Sabine Tichy-Treimel:

„Messen im Frühjahr sind schlichtweg zu riskant“

Vorarlberg
09.11.2020 11:55

Sabine Tichy-Treimel, Geschäftsführerin der Messe Dornbirn, spricht über fehlende Planbarkeit und Sicherheitskonzepte, die bleiben werden. Zudem erklärt sie, warum sie virtuelle Messen eher kritisch sieht. 

Im Sommer war man noch voller Zuversicht. Doch eine Woche nach der Herbstmesse mussten alle weiteren Fach- und Publikumsmessen bis Ende des Jahres abgesagt werden. Und wenigen Tagen kam das Aus für die Baumesse „com:bau“ und die Frühjahrsmesse „SCHAU!“.

Frau Tichy-Treimel, wie viel Zuversicht ist bei Ihnen übrig?
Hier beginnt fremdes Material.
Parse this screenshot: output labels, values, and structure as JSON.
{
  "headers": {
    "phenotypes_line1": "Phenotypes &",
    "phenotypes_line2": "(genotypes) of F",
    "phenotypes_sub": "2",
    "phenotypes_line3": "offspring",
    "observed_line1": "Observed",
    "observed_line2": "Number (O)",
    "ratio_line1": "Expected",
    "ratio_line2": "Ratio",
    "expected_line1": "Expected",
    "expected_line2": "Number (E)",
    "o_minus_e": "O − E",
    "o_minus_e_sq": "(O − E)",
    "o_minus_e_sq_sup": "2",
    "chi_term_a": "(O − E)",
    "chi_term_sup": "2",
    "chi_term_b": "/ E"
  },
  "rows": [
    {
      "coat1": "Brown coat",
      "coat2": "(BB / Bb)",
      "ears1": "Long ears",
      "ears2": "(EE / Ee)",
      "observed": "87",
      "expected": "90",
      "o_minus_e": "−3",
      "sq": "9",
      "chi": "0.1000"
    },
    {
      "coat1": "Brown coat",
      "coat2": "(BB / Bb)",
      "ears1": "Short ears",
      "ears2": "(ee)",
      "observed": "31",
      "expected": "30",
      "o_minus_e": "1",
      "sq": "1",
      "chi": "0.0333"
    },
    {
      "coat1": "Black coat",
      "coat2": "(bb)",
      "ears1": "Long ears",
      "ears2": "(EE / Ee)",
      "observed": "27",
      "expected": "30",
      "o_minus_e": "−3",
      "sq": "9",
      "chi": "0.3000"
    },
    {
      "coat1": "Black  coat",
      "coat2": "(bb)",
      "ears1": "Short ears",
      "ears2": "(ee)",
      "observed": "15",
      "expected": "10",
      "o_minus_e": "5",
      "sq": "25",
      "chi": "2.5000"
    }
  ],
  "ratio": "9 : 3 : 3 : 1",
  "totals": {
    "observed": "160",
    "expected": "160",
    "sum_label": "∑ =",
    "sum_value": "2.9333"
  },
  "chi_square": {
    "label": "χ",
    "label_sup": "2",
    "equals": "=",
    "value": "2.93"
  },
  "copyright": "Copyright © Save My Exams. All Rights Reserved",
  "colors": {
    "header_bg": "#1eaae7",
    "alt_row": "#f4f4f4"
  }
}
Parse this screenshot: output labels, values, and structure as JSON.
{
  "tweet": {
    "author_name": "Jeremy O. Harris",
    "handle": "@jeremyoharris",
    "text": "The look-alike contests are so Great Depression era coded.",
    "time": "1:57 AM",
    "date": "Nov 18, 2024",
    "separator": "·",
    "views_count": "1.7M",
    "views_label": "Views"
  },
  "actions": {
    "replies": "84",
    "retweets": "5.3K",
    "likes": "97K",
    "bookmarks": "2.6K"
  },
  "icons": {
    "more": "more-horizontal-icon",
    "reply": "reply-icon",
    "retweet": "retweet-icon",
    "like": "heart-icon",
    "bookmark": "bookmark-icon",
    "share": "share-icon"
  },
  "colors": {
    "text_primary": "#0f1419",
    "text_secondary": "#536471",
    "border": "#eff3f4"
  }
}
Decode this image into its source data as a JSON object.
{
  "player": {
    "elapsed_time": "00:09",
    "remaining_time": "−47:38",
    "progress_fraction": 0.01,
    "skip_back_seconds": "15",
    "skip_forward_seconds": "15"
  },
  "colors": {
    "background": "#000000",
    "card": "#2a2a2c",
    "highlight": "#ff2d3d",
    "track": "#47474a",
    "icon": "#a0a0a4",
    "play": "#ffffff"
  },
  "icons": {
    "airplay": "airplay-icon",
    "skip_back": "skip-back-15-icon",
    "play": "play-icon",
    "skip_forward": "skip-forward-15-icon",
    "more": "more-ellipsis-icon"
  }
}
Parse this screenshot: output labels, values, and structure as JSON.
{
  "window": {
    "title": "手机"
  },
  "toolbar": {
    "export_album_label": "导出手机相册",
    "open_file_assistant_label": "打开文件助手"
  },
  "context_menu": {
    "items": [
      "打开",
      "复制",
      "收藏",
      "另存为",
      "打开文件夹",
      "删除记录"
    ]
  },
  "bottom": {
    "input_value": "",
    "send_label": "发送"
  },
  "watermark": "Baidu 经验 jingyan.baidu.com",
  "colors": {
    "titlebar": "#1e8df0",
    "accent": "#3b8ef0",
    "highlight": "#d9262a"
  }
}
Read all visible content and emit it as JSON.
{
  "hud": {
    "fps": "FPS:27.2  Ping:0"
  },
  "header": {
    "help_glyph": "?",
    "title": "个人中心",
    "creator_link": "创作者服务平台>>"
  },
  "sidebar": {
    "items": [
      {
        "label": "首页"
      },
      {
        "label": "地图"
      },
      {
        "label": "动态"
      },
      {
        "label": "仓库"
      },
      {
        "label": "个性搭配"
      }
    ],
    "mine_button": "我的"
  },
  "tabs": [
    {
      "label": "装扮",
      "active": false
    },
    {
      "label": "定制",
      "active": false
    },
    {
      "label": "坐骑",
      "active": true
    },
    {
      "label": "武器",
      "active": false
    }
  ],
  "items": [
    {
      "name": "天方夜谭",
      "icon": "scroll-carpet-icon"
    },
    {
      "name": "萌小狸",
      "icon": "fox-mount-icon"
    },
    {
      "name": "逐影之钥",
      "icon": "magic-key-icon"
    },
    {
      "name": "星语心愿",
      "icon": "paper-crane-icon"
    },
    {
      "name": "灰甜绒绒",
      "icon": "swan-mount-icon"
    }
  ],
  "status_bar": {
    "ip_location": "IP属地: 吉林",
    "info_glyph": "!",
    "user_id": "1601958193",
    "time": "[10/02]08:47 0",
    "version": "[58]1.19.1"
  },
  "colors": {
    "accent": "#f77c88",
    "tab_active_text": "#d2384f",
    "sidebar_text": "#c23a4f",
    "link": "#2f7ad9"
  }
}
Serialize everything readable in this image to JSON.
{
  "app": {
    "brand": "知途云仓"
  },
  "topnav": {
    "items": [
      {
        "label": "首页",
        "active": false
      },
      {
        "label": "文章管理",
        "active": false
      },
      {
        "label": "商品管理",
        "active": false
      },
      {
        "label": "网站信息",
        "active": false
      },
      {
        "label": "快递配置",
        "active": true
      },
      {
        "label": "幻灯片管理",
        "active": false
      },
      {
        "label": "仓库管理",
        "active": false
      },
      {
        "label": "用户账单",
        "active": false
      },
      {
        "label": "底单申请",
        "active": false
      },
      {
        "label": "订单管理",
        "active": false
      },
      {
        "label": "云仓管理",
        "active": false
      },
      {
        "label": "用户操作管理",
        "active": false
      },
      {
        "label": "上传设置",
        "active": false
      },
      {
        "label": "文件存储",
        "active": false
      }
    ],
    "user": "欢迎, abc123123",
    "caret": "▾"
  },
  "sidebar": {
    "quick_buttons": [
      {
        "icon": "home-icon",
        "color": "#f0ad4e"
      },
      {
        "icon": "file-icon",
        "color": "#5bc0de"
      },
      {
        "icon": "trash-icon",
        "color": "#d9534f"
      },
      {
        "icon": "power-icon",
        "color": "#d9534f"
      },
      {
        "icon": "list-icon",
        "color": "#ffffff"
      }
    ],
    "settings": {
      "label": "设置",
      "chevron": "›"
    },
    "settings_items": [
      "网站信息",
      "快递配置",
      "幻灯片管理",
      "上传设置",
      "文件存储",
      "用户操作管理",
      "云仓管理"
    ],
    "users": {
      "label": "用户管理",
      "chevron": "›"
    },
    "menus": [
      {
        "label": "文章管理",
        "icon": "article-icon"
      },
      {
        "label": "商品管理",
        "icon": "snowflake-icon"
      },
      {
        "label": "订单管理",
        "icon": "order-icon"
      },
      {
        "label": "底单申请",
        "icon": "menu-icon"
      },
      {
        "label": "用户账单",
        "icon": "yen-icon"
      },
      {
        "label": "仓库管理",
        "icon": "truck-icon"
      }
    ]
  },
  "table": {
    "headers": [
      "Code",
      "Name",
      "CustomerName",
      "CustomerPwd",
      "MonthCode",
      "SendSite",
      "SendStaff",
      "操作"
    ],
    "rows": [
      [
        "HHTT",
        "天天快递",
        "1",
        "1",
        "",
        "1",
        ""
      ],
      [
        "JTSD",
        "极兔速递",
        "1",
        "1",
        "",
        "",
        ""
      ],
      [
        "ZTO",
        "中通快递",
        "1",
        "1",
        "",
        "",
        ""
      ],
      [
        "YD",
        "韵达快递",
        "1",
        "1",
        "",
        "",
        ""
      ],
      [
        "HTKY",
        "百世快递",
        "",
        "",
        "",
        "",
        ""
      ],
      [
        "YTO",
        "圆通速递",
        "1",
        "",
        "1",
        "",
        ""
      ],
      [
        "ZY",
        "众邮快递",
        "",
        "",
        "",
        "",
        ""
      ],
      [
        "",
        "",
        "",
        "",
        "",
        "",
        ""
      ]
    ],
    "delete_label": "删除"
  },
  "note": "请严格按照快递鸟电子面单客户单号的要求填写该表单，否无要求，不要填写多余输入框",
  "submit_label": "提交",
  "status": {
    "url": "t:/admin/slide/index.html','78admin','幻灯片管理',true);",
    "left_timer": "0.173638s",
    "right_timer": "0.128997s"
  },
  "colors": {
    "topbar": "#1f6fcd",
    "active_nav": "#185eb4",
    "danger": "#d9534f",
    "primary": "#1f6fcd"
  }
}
Im Moment sind es eher große Fragezeichen. Aufgrund der Pandemieentwicklungen und vor allem den damit verbundenen Maßnahmen und den sich ständig ändernden rechtlichen Rahmenbedingungen gibt es derzeit so gut wie keine Planungssicherheit. Eine Messe wie die SCHAU! hat eine Vorlaufzeit von bis zu zehn Monaten. Aussteller und Rahmenprogramm gehören organisiert, dann erst kann mit der Detailplanung inklusive Kommunikation und Marketing gestartet werden. Die neuen Sicherheitsvorschriften machen die Messeplanung noch aufwändiger. In der derzeitigen Situation sind Messen im Frühjahr schlichtweg zu riskant bzw. nicht durchführbar. In den vergangenen Wochen wurden große Messen in Deutschland wie die consumenta in Nürnberg oder die Offerta in Karlsruhe wenige Tage vor der Eröffnung durch die Behörden abgesagt. Wirtschaftlich ist das für alle Beteiligten ein Wahnsinn.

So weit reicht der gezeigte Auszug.